Cross-posted on Yelp! (3 stars)
This review is just for the drinks, as we haven’t tried the burgers yet. Thunder has a well-selected draft list of American craft beers, including what seemed to be a heavy seasonal rotation, from spots like Ommegang, North Coast, and locals like Flying Dog and Dogfish Head. And what they don’t have on tap, they supplement with a bottle selection.
The vibe is a bit strange, as it’s halfway between standard Georgetown (exposed brick and preppy clientele) and quasi-dive bar (soundtrack from your neighbor’s garage as he was tuning up his Camaro in 1988).
Service was good at the bar, and the bartender was very helpful in helpin to craft flights. All drafts are available as standard servings or 4-ounce (I think) tasters, which can be be combinedin threes for a flight ($1 off).

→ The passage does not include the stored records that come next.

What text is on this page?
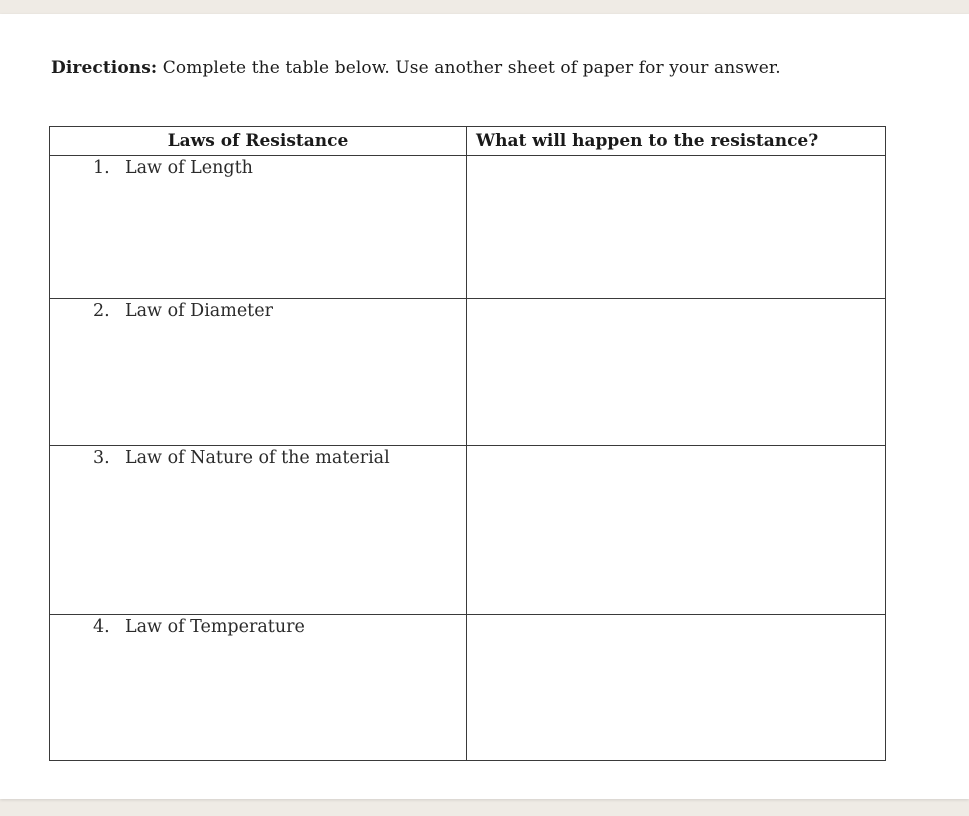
Directions: Complete the table below. Use another sheet of paper for your answer.
Laws of Resistance	What will happen to the resistance?
1. Law of Length	
2. Law of Diameter	
3. Law of Nature of the material	
4. Law of Temperature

All in all, seemed like a good spot to meet up with a beer loving friend, or to kill the middle of an afternoon in Georgetown, but probably not a destination.

And the N.Y. Times Style section strikes again, with a pretty obnoxious “bogus trend” story. This one on how you shouldn’t throw a house party without paying a bartender.
Mixing Drinks, Adding Class? - NYTimes.com
HER studio apartment in Williamsburg, Brooklyn, is just shy of 400 square feet, barely enough room for an Ikea open-shelf bookcase, a chocolate-brown tufted couch, a full-size bed and her brindle-coated Shih Tzu, Charlie. So when Claudia Argiro, 33, gave a holiday party last Saturday night, she pared down her guest list to about two dozen of her closest friends, hid the TV behind an industrial column wrapped with holiday lights and turned the media console into a bar. But one thing she had to have was a bartender.
“I’m an adult now, living by myself, and this is my sh-bam, my moment,” said Ms. Argiro, who runs a clothing boutique nearby called Charlie and Sam.
She called up Tealicious, a catering company in Queens, which sent over Eric Villani, a 33-year-old bartender, who was stationed in a two-foot-wide triangle in the middle of the room. For the next four hours, Mr. Villani stood there, not to make special cocktails, but to pour a vodka punch or a rum eggnog into clear plastic cups, trimmed with sugar-coated cherries and cinnamon sticks. His presence did not go unheralded in the apartment, in a new warehouse conversion along the Brooklyn waterfront, although the intimate cluster of guests could have easily served themselves.
“In my opinion, if you don’t have a bartender at your party, you’re a loser,” said Dustin Terry, who lives a floor below Ms. Argiro and said his job was to get models and Saudi royalty into hot clubs. “The bartender brings class and sophistication.” “If you can’t afford to hire a bartender,” he added, “you shouldn’t be having a party.”
That seems to be the consensus of a growing crowd of 30-something New Yorkers who wish to signal they’ve graduated from post-collegiate squalor to young professional coming of age. No matter how small their abodes, they won’t invite friends over for cocktails without the assistance of a bartender — even if there’s barely room for the bartender to stand.
Closing out one of the all-time great Saturdays with Irish tunes and brews at Murphy’s in Alexandria.